Family Research Council President Tony Perkins said his organization was still analyzing Christie’s decision to drop the appeal, but added, “On its face, it seems Christie not only yielded to judicial activism — but aided it by capitulating. Apparently, the Governor is giving up all hopes of identifying as a conservative in any future political aspirations.”
Christie has invoked the ire of these critics before. It was just two months ago that Christie, who has publicly said he does not think being gay is a choice, signed legislation prohibiting licensed therapists from practicing “sexual orientation change” therapy on minors. The move made New Jersey the second state in the nation after California to enact such a ban. At the time, FRC said Christie’s decision “undermines freedom.” Perkins later declined to invite Christie to the organization’s annual Values Voter Summit earlier this month — a frequent pit stop for presidential hopefuls seeking to court social conservatives.
It would be foolish to believe Christie’s decision was not politically calculated. Despite cries to the contrary from organizations like NOM and FRC, the country is changing, as every poll shows. A growing majority of Americans support marriage equality. What’s more, so do an overwhelming number of Americans under the age of 30, including those who identify as conservative.
Following the ushering in of marriage equality in New Jersey, more than a third of the U.S. population now lives in one of the 14 states, along with D.C., that permits same-sex marriage. With movement in the courts and legislatures of Hawaii, Illinois and New Mexico, the number of states could soon increase to 17 before the end of this month. AsBuzzFeed’s Chris Geidner notes, should marriage equality win in those three states, more than 200 electoral votes would rest in marriage-equality states.
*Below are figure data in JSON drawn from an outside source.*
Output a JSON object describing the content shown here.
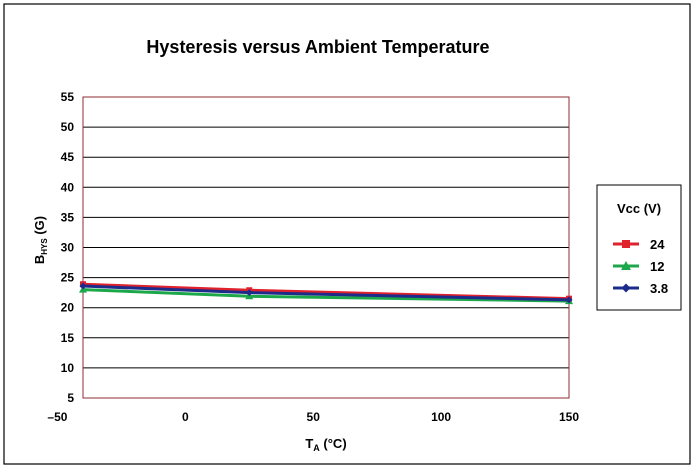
{
  "chart_data": {
    "type": "line",
    "title": "Hysteresis versus Ambient Temperature",
    "xlabel": {
      "main": "T",
      "sub": "A",
      "rest": " (°C)"
    },
    "ylabel": {
      "main": "B",
      "sub": "HYS",
      "rest": " (G)"
    },
    "xlim": [
      -40,
      150
    ],
    "ylim": [
      5,
      55
    ],
    "x_ticks": [
      -50,
      0,
      50,
      100,
      150
    ],
    "x_tick_labels": [
      "–50",
      "0",
      "50",
      "100",
      "150"
    ],
    "y_ticks": [
      5,
      10,
      15,
      20,
      25,
      30,
      35,
      40,
      45,
      50,
      55
    ],
    "y_tick_labels": [
      "5",
      "10",
      "15",
      "20",
      "25",
      "30",
      "35",
      "40",
      "45",
      "50",
      "55"
    ],
    "grid": true,
    "legend": {
      "title": "Vcc (V)",
      "placement": "right"
    },
    "series": [
      {
        "name": "24",
        "color": "#e0222c",
        "marker": "square",
        "x": [
          -40,
          25,
          150
        ],
        "y": [
          23.9,
          22.9,
          21.5
        ]
      },
      {
        "name": "12",
        "color": "#1ca84a",
        "marker": "triangle",
        "x": [
          -40,
          25,
          150
        ],
        "y": [
          23.0,
          21.9,
          21.1
        ]
      },
      {
        "name": "3.8",
        "color": "#1d2c8a",
        "marker": "diamond",
        "x": [
          -40,
          25,
          150
        ],
        "y": [
          23.6,
          22.5,
          21.3
        ]
      }
    ]
  }
}
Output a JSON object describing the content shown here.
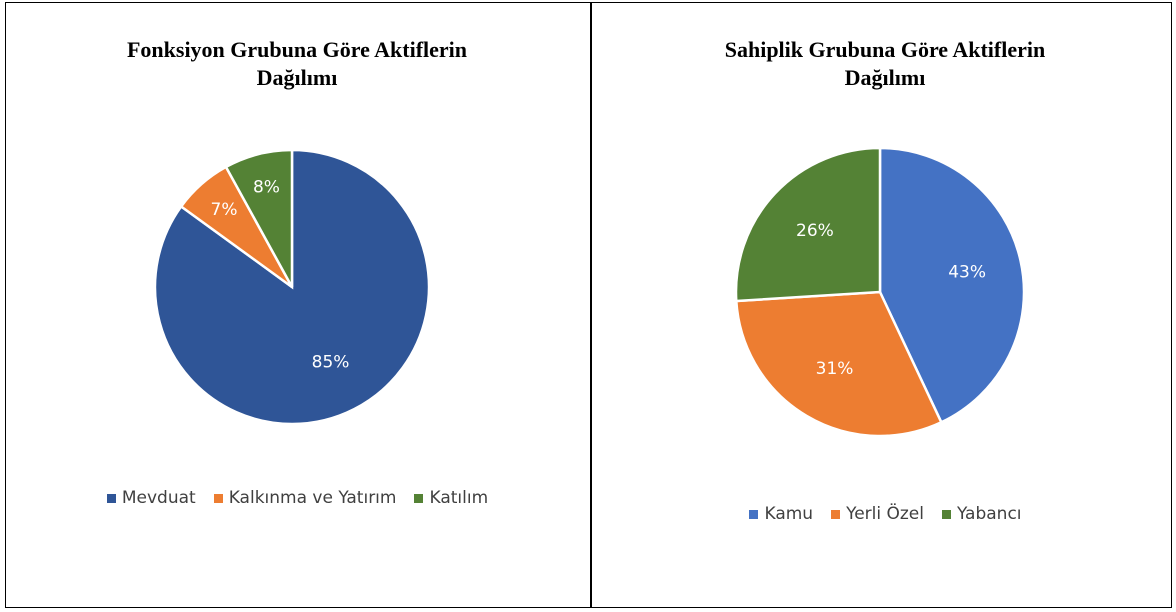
{
  "chart_data": [
    {
      "type": "pie",
      "title": "Fonksiyon Grubuna Göre Aktiflerin Dağılımı",
      "categories": [
        "Mevduat",
        "Kalkınma ve Yatırım",
        "Katılım"
      ],
      "values": [
        85,
        7,
        8
      ],
      "value_labels": [
        "85%",
        "7%",
        "8%"
      ],
      "colors": [
        "#2F5597",
        "#ED7D31",
        "#548235"
      ],
      "legend": "bottom"
    },
    {
      "type": "pie",
      "title": "Sahiplik Grubuna Göre Aktiflerin Dağılımı",
      "categories": [
        "Kamu",
        "Yerli Özel",
        "Yabancı"
      ],
      "values": [
        43,
        31,
        26
      ],
      "value_labels": [
        "43%",
        "31%",
        "26%"
      ],
      "colors": [
        "#4472C4",
        "#ED7D31",
        "#548235"
      ],
      "legend": "bottom"
    }
  ]
}
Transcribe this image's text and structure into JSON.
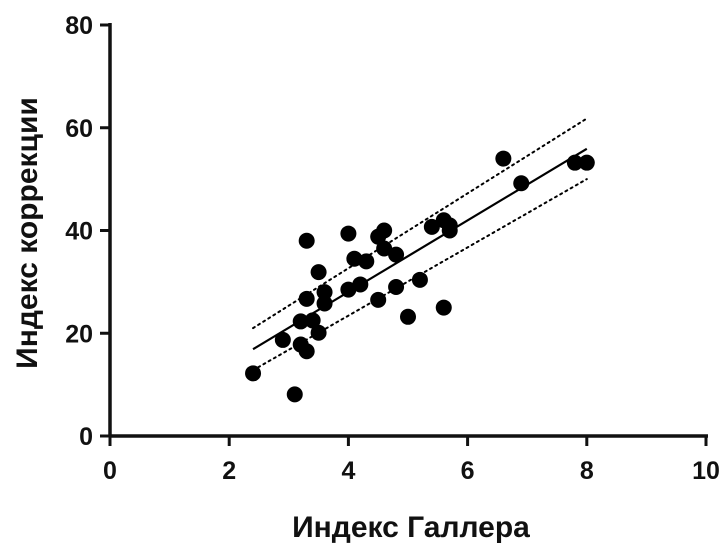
{
  "chart_data": {
    "type": "scatter",
    "xlabel": "Индекс Галлера",
    "ylabel": "Индекс коррекции",
    "xlim": [
      0,
      10
    ],
    "ylim": [
      0,
      80
    ],
    "xticks": [
      0,
      2,
      4,
      6,
      8,
      10
    ],
    "yticks": [
      0,
      20,
      40,
      60,
      80
    ],
    "xtick_labels": [
      "0",
      "2",
      "4",
      "6",
      "8",
      "10"
    ],
    "ytick_labels": [
      "0",
      "20",
      "40",
      "60",
      "80"
    ],
    "grid": false,
    "legend": "none",
    "series": [
      {
        "points": [
          {
            "x": 2.4,
            "y": 12.2
          },
          {
            "x": 2.9,
            "y": 18.7
          },
          {
            "x": 3.1,
            "y": 8.1
          },
          {
            "x": 3.2,
            "y": 17.8
          },
          {
            "x": 3.2,
            "y": 22.3
          },
          {
            "x": 3.3,
            "y": 16.5
          },
          {
            "x": 3.3,
            "y": 26.7
          },
          {
            "x": 3.3,
            "y": 38.0
          },
          {
            "x": 3.4,
            "y": 22.5
          },
          {
            "x": 3.5,
            "y": 20.1
          },
          {
            "x": 3.5,
            "y": 31.9
          },
          {
            "x": 3.6,
            "y": 25.8
          },
          {
            "x": 3.6,
            "y": 28.0
          },
          {
            "x": 4.0,
            "y": 28.5
          },
          {
            "x": 4.0,
            "y": 39.4
          },
          {
            "x": 4.1,
            "y": 34.5
          },
          {
            "x": 4.2,
            "y": 29.5
          },
          {
            "x": 4.3,
            "y": 34.0
          },
          {
            "x": 4.5,
            "y": 26.5
          },
          {
            "x": 4.5,
            "y": 38.8
          },
          {
            "x": 4.6,
            "y": 36.5
          },
          {
            "x": 4.6,
            "y": 40.0
          },
          {
            "x": 4.8,
            "y": 29.0
          },
          {
            "x": 4.8,
            "y": 35.3
          },
          {
            "x": 5.0,
            "y": 23.2
          },
          {
            "x": 5.2,
            "y": 30.4
          },
          {
            "x": 5.4,
            "y": 40.7
          },
          {
            "x": 5.6,
            "y": 42.0
          },
          {
            "x": 5.6,
            "y": 25.0
          },
          {
            "x": 5.7,
            "y": 40.0
          },
          {
            "x": 5.7,
            "y": 41.0
          },
          {
            "x": 6.6,
            "y": 54.0
          },
          {
            "x": 6.9,
            "y": 49.2
          },
          {
            "x": 7.8,
            "y": 53.2
          },
          {
            "x": 8.0,
            "y": 53.2
          }
        ],
        "color": "#000000"
      }
    ],
    "regression_line": {
      "x": [
        2.4,
        8.0
      ],
      "y": [
        16.9,
        55.9
      ],
      "color": "#000000"
    },
    "confidence_band": {
      "upper": {
        "x": [
          2.4,
          8.0
        ],
        "y": [
          21.0,
          61.8
        ]
      },
      "lower": {
        "x": [
          2.4,
          8.0
        ],
        "y": [
          12.8,
          50.0
        ]
      },
      "color": "#000000"
    }
  }
}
Christie will continue to be criticized for his decision, and while it seems likely he won’t change his “personal” position on same-sex marriage anytime soon, the 2012 presidential election showed what little play LGBT issues got in both the primaries and general election.
“The most mainstream Republican possibility in 2016 will come from a marriage equality state – just as the Pope is the first to have come from a country that already has marriage equality,” wrote Andrew Sullivan. “This matters. Leaders who come from places where equality is working are much less hostile to gay dignity than in those places where it remains a frightening abstraction.”
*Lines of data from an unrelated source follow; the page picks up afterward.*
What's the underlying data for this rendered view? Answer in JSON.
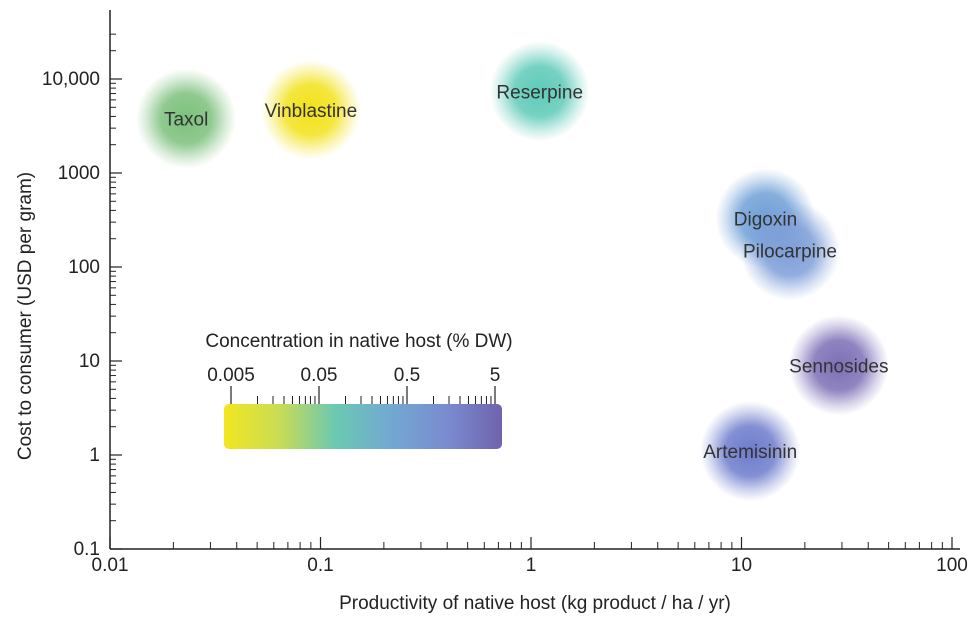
{
  "chart_data": {
    "type": "scatter",
    "xlabel": "Productivity of native host (kg product / ha / yr)",
    "ylabel": "Cost to consumer (USD per gram)",
    "x_scale": "log",
    "y_scale": "log",
    "xlim": [
      0.01,
      100
    ],
    "ylim": [
      0.1,
      30000
    ],
    "x_ticks": [
      {
        "value": 0.01,
        "label": "0.01"
      },
      {
        "value": 0.1,
        "label": "0.1"
      },
      {
        "value": 1,
        "label": "1"
      },
      {
        "value": 10,
        "label": "10"
      },
      {
        "value": 100,
        "label": "100"
      }
    ],
    "y_ticks": [
      {
        "value": 0.1,
        "label": "0.1"
      },
      {
        "value": 1,
        "label": "1"
      },
      {
        "value": 10,
        "label": "10"
      },
      {
        "value": 100,
        "label": "100"
      },
      {
        "value": 1000,
        "label": "1000"
      },
      {
        "value": 10000,
        "label": "10,000"
      }
    ],
    "points": [
      {
        "label": "Taxol",
        "x": 0.023,
        "y": 3800,
        "color": "#7cc07c"
      },
      {
        "label": "Vinblastine",
        "x": 0.09,
        "y": 4700,
        "color": "#f2e21a"
      },
      {
        "label": "Reserpine",
        "x": 1.1,
        "y": 7400,
        "color": "#5ecab8"
      },
      {
        "label": "Digoxin",
        "x": 13,
        "y": 330,
        "color": "#6fa0d6"
      },
      {
        "label": "Pilocarpine",
        "x": 17,
        "y": 150,
        "color": "#7e9fd8"
      },
      {
        "label": "Sennosides",
        "x": 29,
        "y": 9,
        "color": "#7d6fb5"
      },
      {
        "label": "Artemisinin",
        "x": 11,
        "y": 1.1,
        "color": "#6d7ccc"
      }
    ],
    "colorbar": {
      "title": "Concentration in native host (% DW)",
      "scale": "log",
      "range": [
        0.005,
        5
      ],
      "ticks": [
        {
          "value": 0.005,
          "label": "0.005"
        },
        {
          "value": 0.05,
          "label": "0.05"
        },
        {
          "value": 0.5,
          "label": "0.5"
        },
        {
          "value": 5,
          "label": "5"
        }
      ],
      "colors": [
        "#f2e620",
        "#c9dc55",
        "#6bc9b2",
        "#72a8d2",
        "#7a8cd0",
        "#6f63ad"
      ]
    },
    "grid": false,
    "legend": "colorbar-inside-left"
  }
}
What criticism Chrisitie does receive he will likely try to deflect by blaming “activist judges,” but he was never going to be the candidate for social conservatives anyway.
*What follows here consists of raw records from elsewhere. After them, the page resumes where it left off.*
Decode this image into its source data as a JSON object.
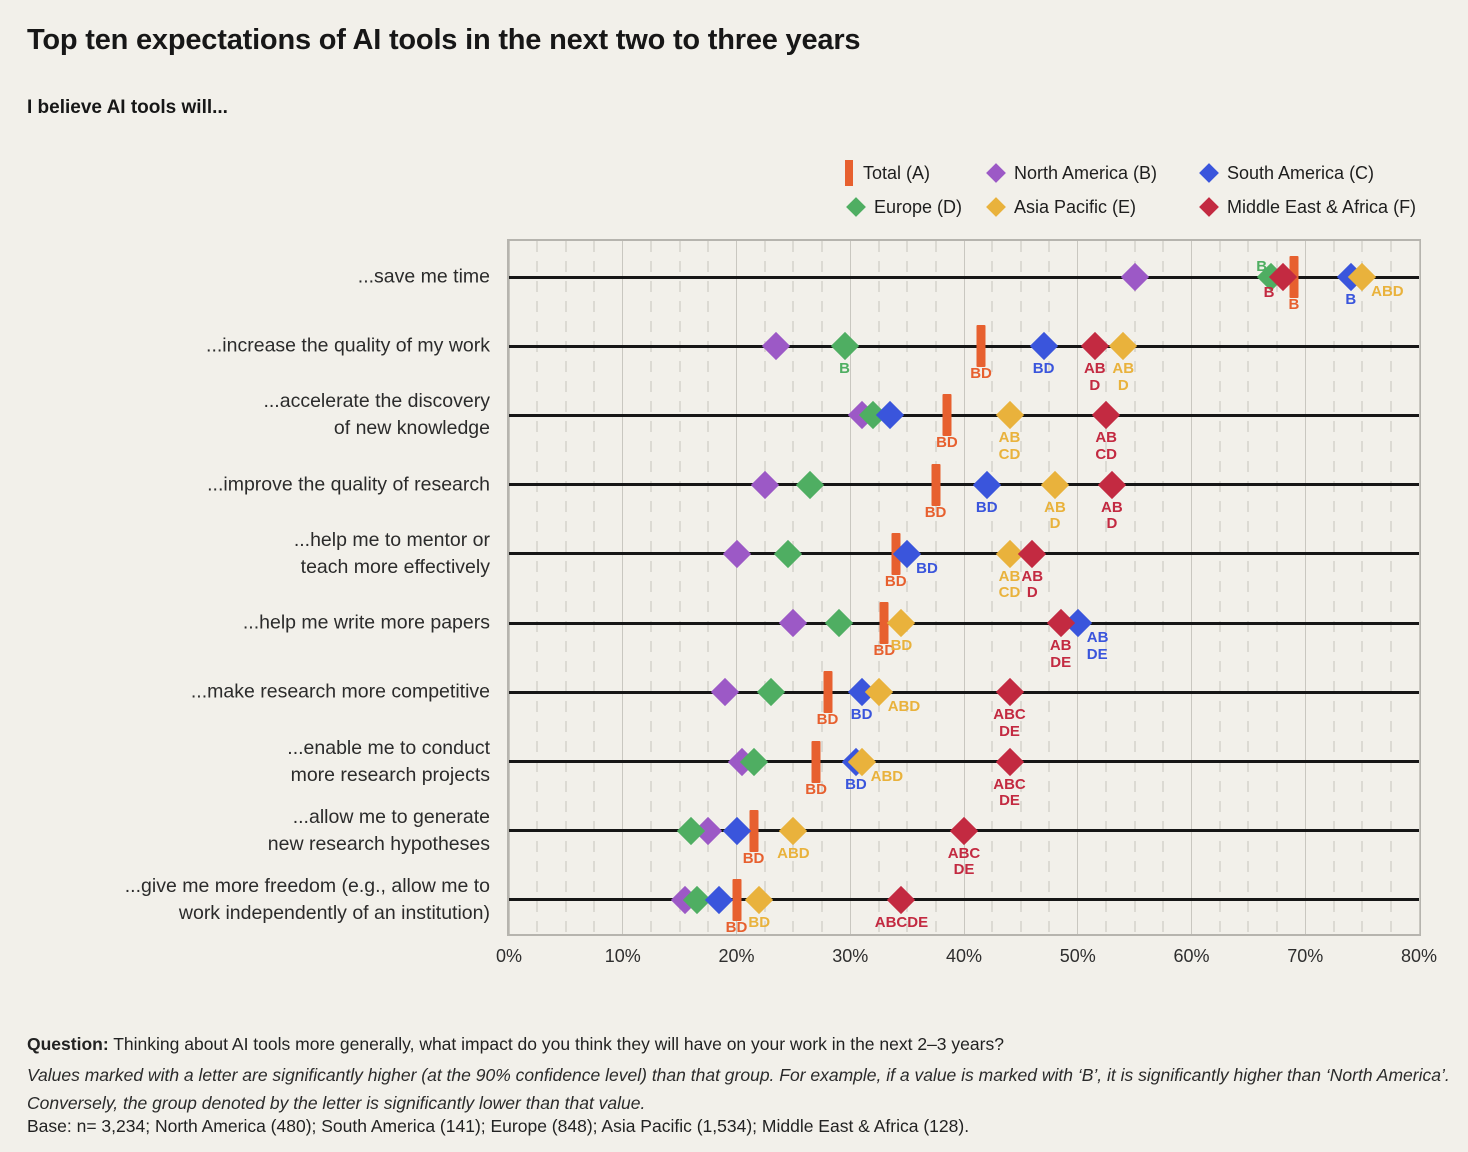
{
  "header": {
    "title": "Top ten expectations of AI tools in the next two to three years",
    "subtitle": "I believe AI tools will..."
  },
  "legend": {
    "items": [
      {
        "key": "total",
        "label": "Total (A)",
        "marker": "bar"
      },
      {
        "key": "na",
        "label": "North America (B)",
        "marker": "diamond"
      },
      {
        "key": "sa",
        "label": "South America (C)",
        "marker": "diamond"
      },
      {
        "key": "eu",
        "label": "Europe (D)",
        "marker": "diamond"
      },
      {
        "key": "ap",
        "label": "Asia Pacific (E)",
        "marker": "diamond"
      },
      {
        "key": "mea",
        "label": "Middle East & Africa (F)",
        "marker": "diamond"
      }
    ]
  },
  "colors": {
    "total": "#e7602f",
    "na": "#9c59c6",
    "sa": "#3a55dc",
    "eu": "#4fae62",
    "ap": "#e9b23c",
    "mea": "#c32a41",
    "background": "#f2f0ea",
    "row_line": "#161616",
    "grid_major": "#c9c7c0",
    "grid_minor": "#dcdad3"
  },
  "chart_data": {
    "type": "scatter",
    "subtype": "horizontal-dot-plot",
    "unit": "%",
    "x_axis": {
      "min": 0,
      "max": 80,
      "tick_step": 10,
      "minor_step": 2.5,
      "tick_labels": [
        "0%",
        "10%",
        "20%",
        "30%",
        "40%",
        "50%",
        "60%",
        "70%",
        "80%"
      ]
    },
    "series_order": [
      "total",
      "na",
      "eu",
      "sa",
      "ap",
      "mea"
    ],
    "series_names": {
      "total": "Total (A)",
      "na": "North America (B)",
      "sa": "South America (C)",
      "eu": "Europe (D)",
      "ap": "Asia Pacific (E)",
      "mea": "Middle East & Africa (F)"
    },
    "rows": [
      {
        "label": "...save me time",
        "points": {
          "total": {
            "v": 69,
            "sig": "B",
            "pos": "below"
          },
          "na": {
            "v": 55
          },
          "sa": {
            "v": 74,
            "sig": "B",
            "pos": "below"
          },
          "eu": {
            "v": 67,
            "sig": "B",
            "pos": "aboveleft"
          },
          "ap": {
            "v": 75,
            "sig": "ABD",
            "pos": "right"
          },
          "mea": {
            "v": 68,
            "sig": "B",
            "pos": "belowleft"
          }
        }
      },
      {
        "label": "...increase the quality of my work",
        "points": {
          "total": {
            "v": 41.5,
            "sig": "BD",
            "pos": "below"
          },
          "na": {
            "v": 23.5
          },
          "sa": {
            "v": 47,
            "sig": "BD",
            "pos": "below"
          },
          "eu": {
            "v": 29.5,
            "sig": "B",
            "pos": "below"
          },
          "ap": {
            "v": 54,
            "sig": "AB\nD",
            "pos": "below"
          },
          "mea": {
            "v": 51.5,
            "sig": "AB\nD",
            "pos": "below"
          }
        }
      },
      {
        "label": "...accelerate the discovery\nof new knowledge",
        "points": {
          "total": {
            "v": 38.5,
            "sig": "BD",
            "pos": "below"
          },
          "na": {
            "v": 31
          },
          "sa": {
            "v": 33.5
          },
          "eu": {
            "v": 32
          },
          "ap": {
            "v": 44,
            "sig": "AB\nCD",
            "pos": "below"
          },
          "mea": {
            "v": 52.5,
            "sig": "AB\nCD",
            "pos": "below"
          }
        }
      },
      {
        "label": "...improve the quality of research",
        "points": {
          "total": {
            "v": 37.5,
            "sig": "BD",
            "pos": "below"
          },
          "na": {
            "v": 22.5
          },
          "sa": {
            "v": 42,
            "sig": "BD",
            "pos": "below"
          },
          "eu": {
            "v": 26.5
          },
          "ap": {
            "v": 48,
            "sig": "AB\nD",
            "pos": "below"
          },
          "mea": {
            "v": 53,
            "sig": "AB\nD",
            "pos": "below"
          }
        }
      },
      {
        "label": "...help me to mentor or\nteach more effectively",
        "points": {
          "total": {
            "v": 34,
            "sig": "BD",
            "pos": "below"
          },
          "na": {
            "v": 20
          },
          "sa": {
            "v": 35,
            "sig": "BD",
            "pos": "right"
          },
          "eu": {
            "v": 24.5
          },
          "ap": {
            "v": 44,
            "sig": "AB\nCD",
            "pos": "below"
          },
          "mea": {
            "v": 46,
            "sig": "AB\nD",
            "pos": "below"
          }
        }
      },
      {
        "label": "...help me write more papers",
        "points": {
          "total": {
            "v": 33,
            "sig": "BD",
            "pos": "below"
          },
          "na": {
            "v": 25
          },
          "sa": {
            "v": 50,
            "sig": "AB\nDE",
            "pos": "right"
          },
          "eu": {
            "v": 29
          },
          "ap": {
            "v": 34.5,
            "sig": "BD",
            "pos": "below"
          },
          "mea": {
            "v": 48.5,
            "sig": "AB\nDE",
            "pos": "below"
          }
        }
      },
      {
        "label": "...make research more competitive",
        "points": {
          "total": {
            "v": 28,
            "sig": "BD",
            "pos": "below"
          },
          "na": {
            "v": 19
          },
          "sa": {
            "v": 31,
            "sig": "BD",
            "pos": "below"
          },
          "eu": {
            "v": 23
          },
          "ap": {
            "v": 32.5,
            "sig": "ABD",
            "pos": "right"
          },
          "mea": {
            "v": 44,
            "sig": "ABC\nDE",
            "pos": "below"
          }
        }
      },
      {
        "label": "...enable me to conduct\nmore research projects",
        "points": {
          "total": {
            "v": 27,
            "sig": "BD",
            "pos": "below"
          },
          "na": {
            "v": 20.5
          },
          "sa": {
            "v": 30.5,
            "sig": "BD",
            "pos": "below"
          },
          "eu": {
            "v": 21.5
          },
          "ap": {
            "v": 31,
            "sig": "ABD",
            "pos": "right"
          },
          "mea": {
            "v": 44,
            "sig": "ABC\nDE",
            "pos": "below"
          }
        }
      },
      {
        "label": "...allow me to generate\nnew research hypotheses",
        "points": {
          "total": {
            "v": 21.5,
            "sig": "BD",
            "pos": "below"
          },
          "na": {
            "v": 17.5
          },
          "sa": {
            "v": 20
          },
          "eu": {
            "v": 16
          },
          "ap": {
            "v": 25,
            "sig": "ABD",
            "pos": "below"
          },
          "mea": {
            "v": 40,
            "sig": "ABC\nDE",
            "pos": "below"
          }
        }
      },
      {
        "label": "...give me more freedom (e.g., allow me to\nwork independently of an institution)",
        "points": {
          "total": {
            "v": 20,
            "sig": "BD",
            "pos": "below"
          },
          "na": {
            "v": 15.5
          },
          "sa": {
            "v": 18.5
          },
          "eu": {
            "v": 16.5
          },
          "ap": {
            "v": 22,
            "sig": "BD",
            "pos": "below"
          },
          "mea": {
            "v": 34.5,
            "sig": "ABCDE",
            "pos": "below"
          }
        }
      }
    ]
  },
  "footer": {
    "question_label": "Question:",
    "question_text": " Thinking about AI tools more generally, what impact do you think they will have on your work in the next 2–3 years?",
    "note": "Values marked with a letter are significantly higher (at the 90% confidence level) than that group. For example, if a value is marked with ‘B’, it is significantly higher than ‘North America’. Conversely, the group denoted by the letter is significantly lower than that value.",
    "base": "Base: n= 3,234; North America (480); South America (141); Europe (848); Asia Pacific (1,534); Middle East & Africa (128)."
  }
}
In contrast, a few state lines away in Virginia, the right wing of the Republican Party might find a man who personifies its ideal presidential contender in Attorney General Ken Cuccinelli, who hopes to become the commonwealth’s governor. This social warrior went so far as to try to take his fight defending Virginia’s anti-sodomy law to the Supreme Court — which declared such laws unconstitutional in 2003 and rejected Cuccinelli’s appealearlier this month. He’s running against a vulnerable Democratic opponent, Terry McAuliffe, in what is generally considered a red state.
And he’s losing.
With two weeks before Election Day, Cuccinelli is trailing McAuliffe by eight points. When voters in both Virginia and New Jersey go the polls on Nov. 5, it will be a referendum of sorts on two very different types of Republican candidates in states that mirror the complexity of a national election. And, barring a dramatic upset in either race, Cuccinelli will likely lose, while Christie, who is leading his Democratic opponent by nearly 30 points, will soar to victory.